Good news: Darling Ben received a great job offer today. We haven't said much about it here, but he left his job back in March and if not for Barack Obama and the federal stimulus package's subsidized health insurance, we would be living in one of our parents' basements and totally overwhelmed by Susannah's medical bills. Instead Ben has been working like a dog to find another, better job and today he accomplished just that. He'll be working as a writer for an international nonprofit called The Hunger Project. The work is more creative, the commute is shorter and best of all, his supervisor is a Prescott College graduate! Or maybe best of all is that the job includes health insurance for the whole family -- the exact same health insurance that we've had for the past two years. It's such a relief, and enough cannot be said about how hard Ben has worked, how frustrating it has been, and how awesome it is that he will be taking a job that he is (1) excited about and (2) will give his family some stability. Ben, you are my hero.
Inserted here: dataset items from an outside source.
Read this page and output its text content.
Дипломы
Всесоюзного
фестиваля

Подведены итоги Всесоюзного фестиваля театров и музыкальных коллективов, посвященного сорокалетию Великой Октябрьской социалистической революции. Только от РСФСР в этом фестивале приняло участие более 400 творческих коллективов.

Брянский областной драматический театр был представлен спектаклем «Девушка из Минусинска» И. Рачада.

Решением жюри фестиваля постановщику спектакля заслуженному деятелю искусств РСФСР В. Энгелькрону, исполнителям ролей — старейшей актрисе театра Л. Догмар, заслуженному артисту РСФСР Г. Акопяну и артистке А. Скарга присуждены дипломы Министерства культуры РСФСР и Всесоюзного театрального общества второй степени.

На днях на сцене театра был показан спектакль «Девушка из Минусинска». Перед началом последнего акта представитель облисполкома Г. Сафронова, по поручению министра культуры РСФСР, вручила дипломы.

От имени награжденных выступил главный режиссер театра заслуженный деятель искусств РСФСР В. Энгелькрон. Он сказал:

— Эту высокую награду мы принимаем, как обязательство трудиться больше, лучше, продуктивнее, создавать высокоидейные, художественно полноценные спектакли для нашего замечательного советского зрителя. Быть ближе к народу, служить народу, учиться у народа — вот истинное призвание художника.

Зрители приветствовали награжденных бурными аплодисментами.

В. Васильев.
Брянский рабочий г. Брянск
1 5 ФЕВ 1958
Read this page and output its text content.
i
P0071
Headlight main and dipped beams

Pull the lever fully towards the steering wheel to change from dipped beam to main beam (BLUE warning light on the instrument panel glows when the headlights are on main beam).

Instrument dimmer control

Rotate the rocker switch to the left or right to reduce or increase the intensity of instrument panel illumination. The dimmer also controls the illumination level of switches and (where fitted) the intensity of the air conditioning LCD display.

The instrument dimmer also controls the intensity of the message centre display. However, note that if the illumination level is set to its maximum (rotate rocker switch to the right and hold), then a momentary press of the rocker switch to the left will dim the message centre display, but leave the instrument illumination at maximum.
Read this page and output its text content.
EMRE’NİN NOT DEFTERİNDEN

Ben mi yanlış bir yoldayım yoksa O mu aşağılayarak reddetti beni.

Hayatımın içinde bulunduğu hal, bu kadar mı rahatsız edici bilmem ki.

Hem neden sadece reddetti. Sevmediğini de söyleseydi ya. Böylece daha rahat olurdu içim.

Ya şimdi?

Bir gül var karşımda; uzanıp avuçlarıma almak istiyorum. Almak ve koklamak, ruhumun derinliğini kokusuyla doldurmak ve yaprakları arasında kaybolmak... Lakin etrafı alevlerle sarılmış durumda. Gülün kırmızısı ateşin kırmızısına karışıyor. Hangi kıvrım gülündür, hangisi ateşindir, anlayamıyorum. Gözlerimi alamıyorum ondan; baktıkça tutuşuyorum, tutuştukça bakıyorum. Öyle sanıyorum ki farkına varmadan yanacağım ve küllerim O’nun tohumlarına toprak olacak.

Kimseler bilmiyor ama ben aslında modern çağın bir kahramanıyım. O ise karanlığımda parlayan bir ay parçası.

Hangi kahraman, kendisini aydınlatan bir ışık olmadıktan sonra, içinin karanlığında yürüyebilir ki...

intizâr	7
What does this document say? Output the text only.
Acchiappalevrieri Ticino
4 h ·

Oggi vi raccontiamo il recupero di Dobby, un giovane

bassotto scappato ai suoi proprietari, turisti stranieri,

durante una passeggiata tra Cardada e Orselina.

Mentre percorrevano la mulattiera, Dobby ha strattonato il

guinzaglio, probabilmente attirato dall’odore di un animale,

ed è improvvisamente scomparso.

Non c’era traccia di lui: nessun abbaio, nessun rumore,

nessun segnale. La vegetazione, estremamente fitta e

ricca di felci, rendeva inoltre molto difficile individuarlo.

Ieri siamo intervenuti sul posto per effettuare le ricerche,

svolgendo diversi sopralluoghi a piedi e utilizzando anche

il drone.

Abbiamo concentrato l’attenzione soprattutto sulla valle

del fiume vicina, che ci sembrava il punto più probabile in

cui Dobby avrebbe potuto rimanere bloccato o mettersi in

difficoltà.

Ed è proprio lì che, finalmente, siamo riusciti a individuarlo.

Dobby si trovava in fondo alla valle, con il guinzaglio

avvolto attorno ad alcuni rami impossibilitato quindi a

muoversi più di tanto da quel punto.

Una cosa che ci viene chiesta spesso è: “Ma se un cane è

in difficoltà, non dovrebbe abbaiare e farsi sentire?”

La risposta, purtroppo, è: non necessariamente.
Bad news: Though Susannah's behavior indicates she is feeling much better, her kidneys are still extremely dilated. The pressure on the kidney tissue (created by the hydronephrosis) continues to be just as bad as it was before the surgery according to our last two sonograms. It could just be temporary swelling from the surgery, but our urologist is concerned. So tomorrow morning we go back to Columbia Hospital, where Susannah will undergo a procedure called a nephrostomy. Tubes will be inserted through her skin and directly into her kidneys. They will drain the urine and take the pressure off the kidneys. She'll be under general anesthesia and we may have to spend the night in the hospital.

How long the tubes stay in and what happens next depends on what they find when they insert the tubes and run a few tests. The only good part about all this is that her blood work continues to show that her kidneys are functioning well. The danger is that that could change if the pressure on the kidneys is not relieved soon.

I'm being sort of general because it is confusing what is going on and what has been going on since we first got this diagnosis a year and a half ago. Everything varies; everything is one step at a time. We know she feels better than she did three months ago. We just have to get through this next procedure and go from there. Yes, we are frustrated. Yes, we are exhausted. Yes, it could be much worse.

I mean, how adorable is she?? Look at how proud of herself she is, and we are too.